Both Johnston and Atkins agree that moves towards a more flexible market have already taken place. 

Johnston said: “I see several exciting things happening in the UK market. The most exciting thing in my view is that most DNOs are actually undertaking flexibility procurement exercises this year. This is not blue-sky innovation and is business-as-usual deployment for them.

“This commercial approach resonates with us at Open Utility, as we are building a service that can help DNOs solve real-world problems. For example: how can DNOs find out what flexibility assets are available in specific locations on their network?”

“We have already gone out to the market to secure flexible services in a number of Constraint Managed Zone tenders where distributed energy resources will provide an alternative to reinforcement,” highlights Atkins. “We have a suite of flexible connections products that customers can consider to mitigate the delays or cost associated with reinforcement. We are consulting on an interim solution for managed EV charging that smooths charging in EV hotspots to maintain grid resilience.”


Trading energy

Open Utility will be trialling its local flexibility marketplace, Piclo, throughout 2018 as part of a Department of Business, Energy and Industrial Strategy funded project. The platform will be opening up for a limited number of battery operators and demand-response aggregators to register their assets in late Spring.

But is there an appetite from consumers to trade energy?
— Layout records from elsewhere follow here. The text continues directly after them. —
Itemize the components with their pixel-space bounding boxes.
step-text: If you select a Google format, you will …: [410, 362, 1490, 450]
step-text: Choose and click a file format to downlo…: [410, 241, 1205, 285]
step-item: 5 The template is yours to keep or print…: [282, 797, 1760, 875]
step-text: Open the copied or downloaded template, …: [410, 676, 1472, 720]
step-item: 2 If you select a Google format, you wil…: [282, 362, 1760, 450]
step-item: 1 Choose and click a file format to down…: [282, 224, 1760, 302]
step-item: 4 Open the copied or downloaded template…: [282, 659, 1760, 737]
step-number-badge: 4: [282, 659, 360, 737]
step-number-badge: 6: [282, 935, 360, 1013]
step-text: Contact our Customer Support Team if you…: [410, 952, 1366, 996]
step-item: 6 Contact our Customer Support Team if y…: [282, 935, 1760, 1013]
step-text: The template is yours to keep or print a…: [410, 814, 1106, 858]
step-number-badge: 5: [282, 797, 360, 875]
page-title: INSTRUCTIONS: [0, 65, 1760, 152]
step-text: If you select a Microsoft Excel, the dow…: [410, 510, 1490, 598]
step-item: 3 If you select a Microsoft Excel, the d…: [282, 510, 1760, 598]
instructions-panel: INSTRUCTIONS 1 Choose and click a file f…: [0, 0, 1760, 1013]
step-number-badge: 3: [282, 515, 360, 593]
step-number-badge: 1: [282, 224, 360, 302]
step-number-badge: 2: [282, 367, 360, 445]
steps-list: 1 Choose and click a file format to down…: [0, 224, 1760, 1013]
“I think householders on the whole will not want to directly engage in markets – they have better things to do than search for arbitrage opportunities, saving £10-20 here or there. I think electricity markets will remain an invisible component in most people’s lives,” Johnston tells Network.

“On the other hand, the consumers’ electricity supplier, or their smart home provider or perhaps even their EV provider will see significant opportunities in aggregating up thousands of homes to optimise the revenue opportunity of those assets. Their job will be in marketing this in a way that engages customers to choose them over a competitor. For example. “install a battery, and get free green electricity”, versus “buy an Alexa smart home, and you can buy your energy from other Amazon prime members”.

For Atkins, it’s about keeping things simple: “If we can develop simple propositions for customers that have clear benefits then we are confident they will be keen to participate.”

Regulation can sometimes play a part in preventing innovators from bringing new products, services and business models to market. So could regulation be a barrier to creating flexibility services?

“Currently, there are no specific regulatory barriers for someone to provide flexibility services to their DNO,” explains Johnston. The UK’s TOTEX (CAPEX or OPEX agnostic) approach to controlling DNO revenue, means that DNOs have a strong incentive to become smarter and transition into distribution system operators (DSOs). As a result, the UK is leading the world with the development of smart grids.”

According to both Open Utility and SSEN, the Piclo platform will unlock new revenue streams for homes, businesses and communities, whilst supporting the continued journey to a low carbon, decarbonised energy system.

“The Piclo Flex Marketplace lowers barriers for both buyers and sellers of flexibility to trade. We see this as a critical barrier to the adoption of DSO flexibility at scale,” comments Johnston. “Traditional bilateral trades have worked so far, since there has only been one effective buyer of flexibility (National Grid) and flexibility has been provided by larger scale sellers. With the emerging requirements of DSO flexibility and in the future peer-to-peer trading, bilateral trading is going to be far too complicated. There is a crucial role of an independent exchange platform, that can simplify, streamline and optimise flexibility transactions – so it works for all participants.”

The last word goes to Atkins: “New platforms will provide visibility of the opportunities available to those able to provide flexibility using distributed energy resources and will facilitate the coupling of DNO requirements with solutions available in the market.”